どうすることもできなくなり、もう私には無理。完全にストップしてしまったのです。
落ち込み続ける中、私は今までの人生を根底からひっくり返すほどのマイナスを初めて見ることができたと感じました。
母から感じるもの…
父の死と同時に、母を通して見たものは、先祖代々の女性の
「悲しみ・苦しみ・犠牲・孤独感・頑張り」でした。
超プラスに傾いた生き方を押し出していたマイナスが、私の内面に“在る”ことがわかり、そのマイナスがどんな人生をつくり出していたのか、全体性が解ったら、プラスへの傾きはなくなりました。
傾いたままの思考でいくら考えても、どうにもならないことがようやくわかりました。
そして、いつも講師が話して下さる「全体性」を理解して実践していく大切さを感じることができると・・・
母が私に対して
「いろいろ動いてくれてありがとう!」と直ぐに感謝を伝えてくれるようになりました。
また、父を通して自分の内側の男性性が“大きな愛”そのものであることを感じれてから、
主人の言葉や優しさが更に身に染みています。
母が父に対して「感謝しかなくなった」のと同じように、
私も父や主人に対して「感謝しかない」と感じています。
そんな思いを感じていると、今度は主人と娘の間でも滅多にないLINEのやり取りがありました。

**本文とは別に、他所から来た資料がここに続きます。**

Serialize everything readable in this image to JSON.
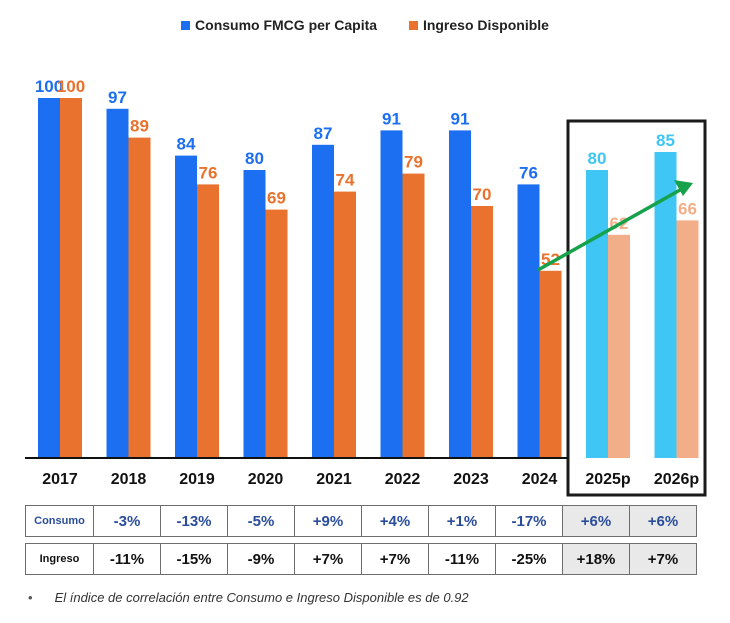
{
  "legend": {
    "consumo": "Consumo FMCG per Capita",
    "ingreso": "Ingreso Disponible"
  },
  "colors": {
    "consumo": "#1c6ff0",
    "ingreso": "#e8722e",
    "consumo_proj": "#3fc6f4",
    "ingreso_proj": "#f2ae88",
    "trend": "#16a24a"
  },
  "chart_data": {
    "type": "bar",
    "categories": [
      "2017",
      "2018",
      "2019",
      "2020",
      "2021",
      "2022",
      "2023",
      "2024",
      "2025p",
      "2026p"
    ],
    "projected": [
      false,
      false,
      false,
      false,
      false,
      false,
      false,
      false,
      true,
      true
    ],
    "series": [
      {
        "name": "Consumo FMCG per Capita",
        "values": [
          100,
          97,
          84,
          80,
          87,
          91,
          91,
          76,
          80,
          85
        ]
      },
      {
        "name": "Ingreso Disponible",
        "values": [
          100,
          89,
          76,
          69,
          74,
          79,
          70,
          52,
          62,
          66
        ]
      }
    ],
    "ylim": [
      0,
      100
    ],
    "grid": false,
    "legend_position": "top-center",
    "annotation": "projection box around 2025p and 2026p with green upward trend arrow"
  },
  "table": {
    "consumo_label": "Consumo",
    "ingreso_label": "Ingreso",
    "consumo": [
      "-3%",
      "-13%",
      "-5%",
      "+9%",
      "+4%",
      "+1%",
      "-17%",
      "+6%",
      "+6%"
    ],
    "ingreso": [
      "-11%",
      "-15%",
      "-9%",
      "+7%",
      "+7%",
      "-11%",
      "-25%",
      "+18%",
      "+7%"
    ]
  },
  "footnote": {
    "bullet": "•",
    "text": "El índice de correlación entre Consumo e Ingreso Disponible es de 0.92"
  }
}
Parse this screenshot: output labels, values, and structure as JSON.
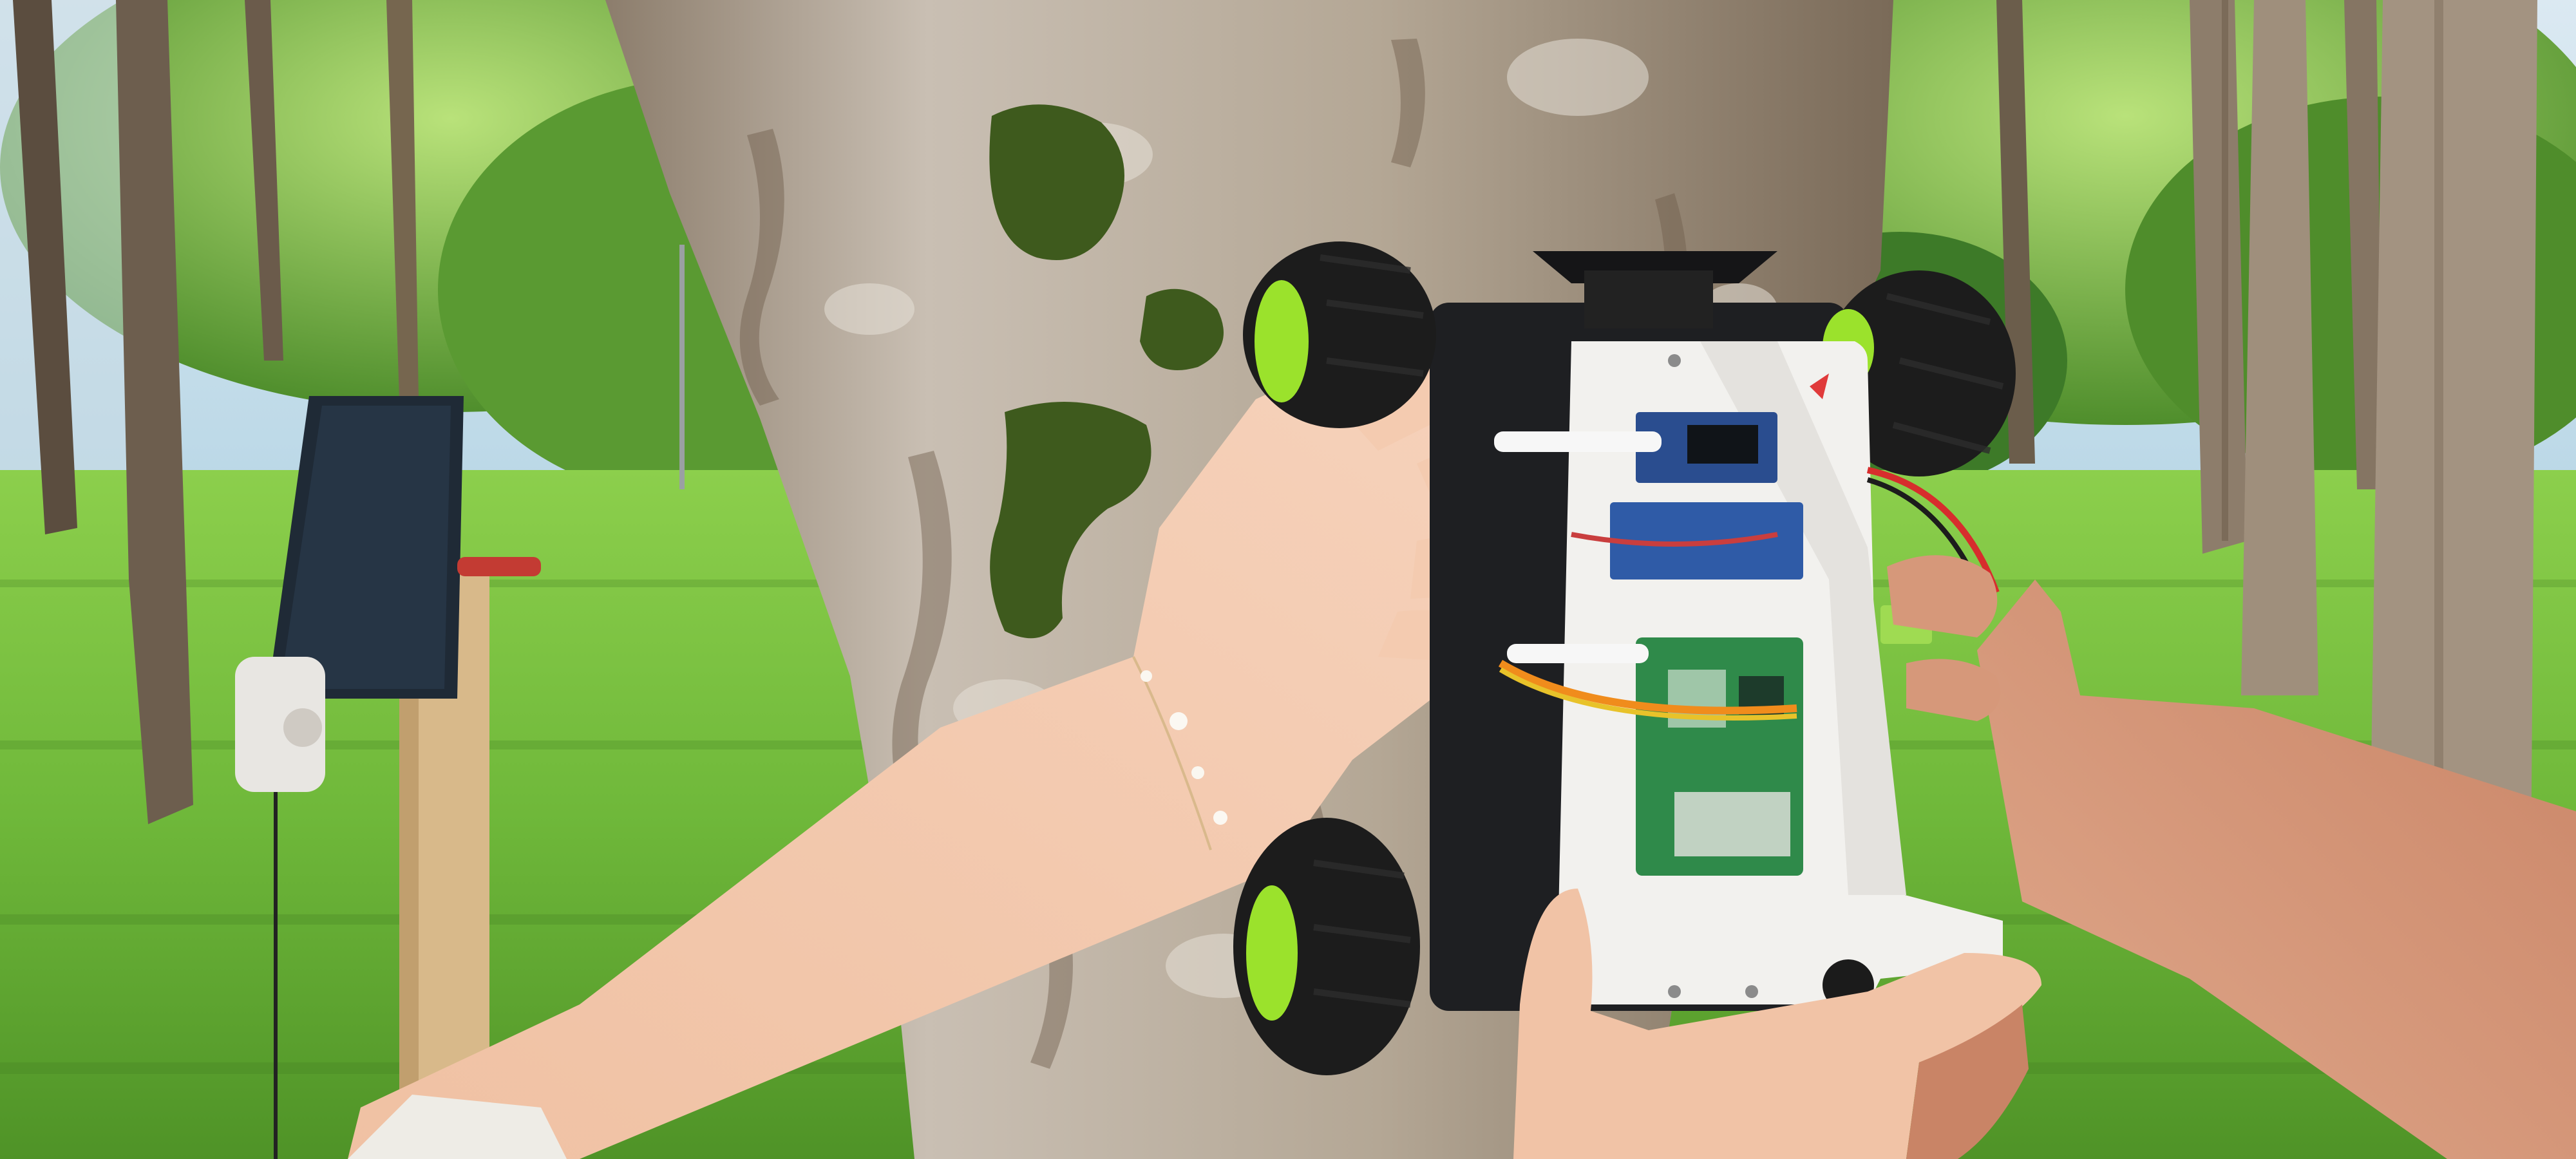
{
  "scene": {
    "colors": {
      "sky": "#cfe3ef",
      "foliage_light": "#a9d86a",
      "foliage_dark": "#3f7d2a",
      "grass": "#6fb83a",
      "grass_dark": "#4e8f26",
      "trunk_bark": "#b9ada0",
      "trunk_dark": "#6a5a4a",
      "moss": "#3d5a1c",
      "chassis_white": "#f2f1ee",
      "tire_black": "#1c1c1c",
      "rim_green": "#9be22c",
      "pcb_blue": "#2a4d8f",
      "pcb_green": "#2f8a4a",
      "skin": "#f3c8ad",
      "skin_right": "#d9987a",
      "solar_panel": "#1f2a36",
      "stake_wood": "#d8b98a"
    },
    "objects": [
      "background-trees",
      "grass-field",
      "central-tree-trunk",
      "climbing-robot",
      "solar-panel-on-stake",
      "left-hand-with-bracelet",
      "right-hand-holding-robot"
    ]
  }
}
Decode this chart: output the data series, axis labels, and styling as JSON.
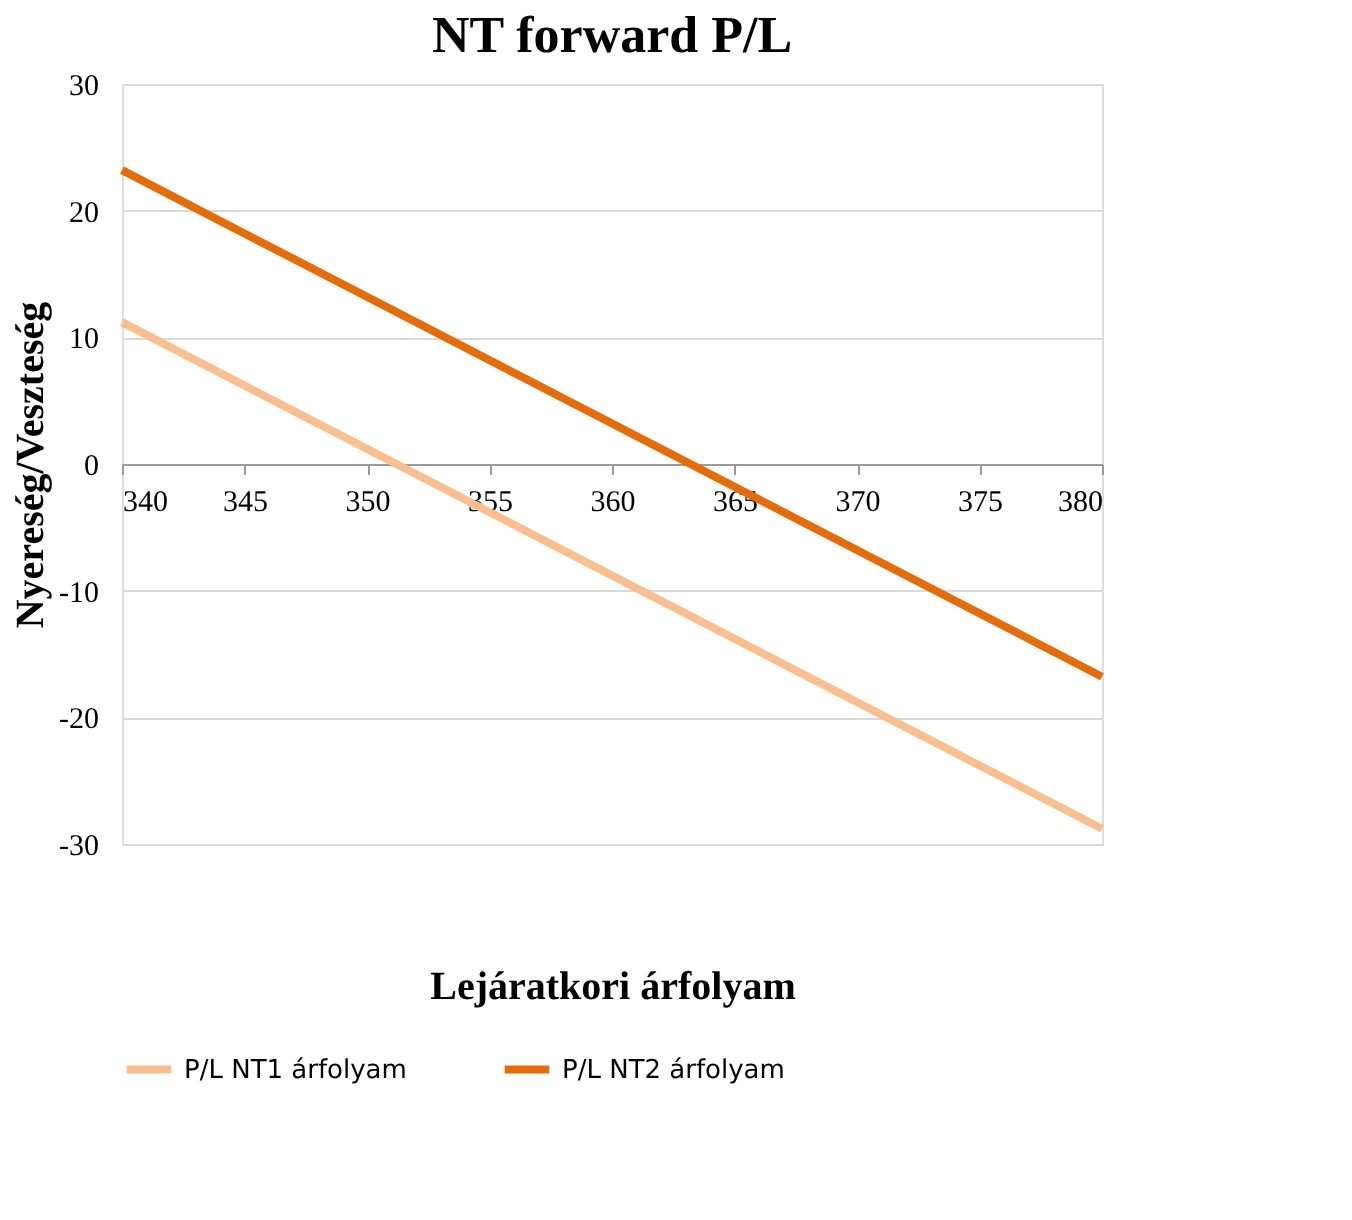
{
  "chart_data": {
    "type": "line",
    "title": "NT forward P/L",
    "xlabel": "Lejáratkori árfolyam",
    "ylabel": "Nyereség/Veszteség",
    "x": [
      340,
      380
    ],
    "series": [
      {
        "name": "P/L NT1 árfolyam",
        "color": "#f9bf8f",
        "values": [
          11.2,
          -28.8
        ]
      },
      {
        "name": "P/L NT2 árfolyam",
        "color": "#e46c0a",
        "values": [
          23.2,
          -16.8
        ]
      }
    ],
    "xlim": [
      340,
      380
    ],
    "xticks": [
      340,
      345,
      350,
      355,
      360,
      365,
      370,
      375,
      380
    ],
    "ylim": [
      -30,
      30
    ],
    "yticks": [
      -30,
      -20,
      -10,
      0,
      10,
      20,
      30
    ],
    "grid": "y",
    "legend": "bottom",
    "marker": "none",
    "line_style": "solid"
  }
}
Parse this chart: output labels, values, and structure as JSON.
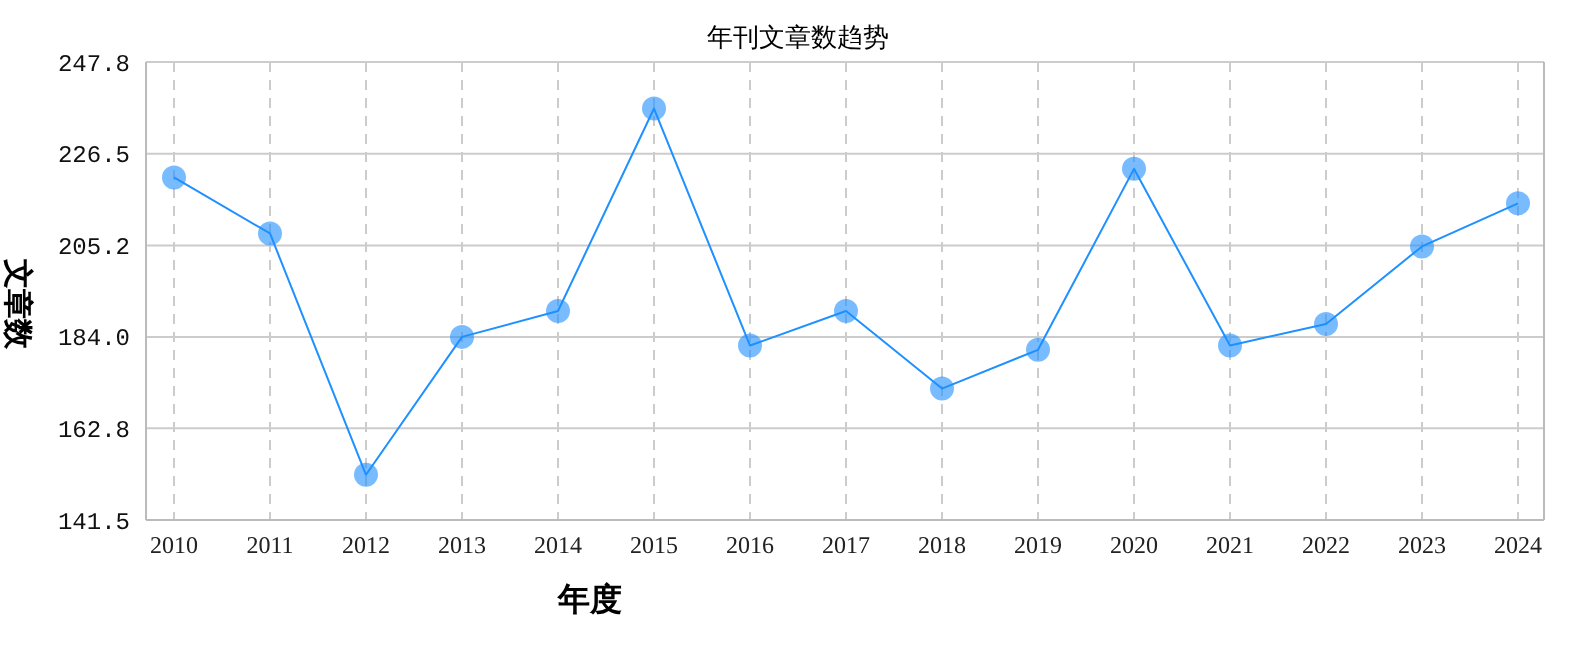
{
  "chart_data": {
    "type": "line",
    "title": "年刊文章数趋势",
    "xlabel": "年度",
    "ylabel": "文章数",
    "categories": [
      "2010",
      "2011",
      "2012",
      "2013",
      "2014",
      "2015",
      "2016",
      "2017",
      "2018",
      "2019",
      "2020",
      "2021",
      "2022",
      "2023",
      "2024"
    ],
    "series": [
      {
        "color": "#1e90ff",
        "values": [
          221,
          208,
          152,
          184,
          190,
          237,
          182,
          190,
          172,
          181,
          223,
          182,
          187,
          205,
          215
        ]
      }
    ],
    "ylim": [
      141.5,
      247.8
    ],
    "yticks": [
      141.5,
      162.8,
      {
        "value": 184,
        "label": "184.0"
      },
      205.2,
      226.5,
      247.8
    ],
    "grid": true,
    "marker": "circle",
    "line_style": "solid"
  }
}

主人が娘に“心配している”と伝えたようで、“父に見放されている”と思っていた娘は、気にしてもらえて嬉しかったと泣いていました。 息子も何度か祖母(私の母)のところへ行ってくれたりもしています。
そして肉体のない父とも、いつも一緒であり続けていることを感じています。
家族の絆が一層深まり、大きな愛に包まれて安心感が増しました。
日常に“最高の幸せ”を感じていることが、本当に豊かでなりません。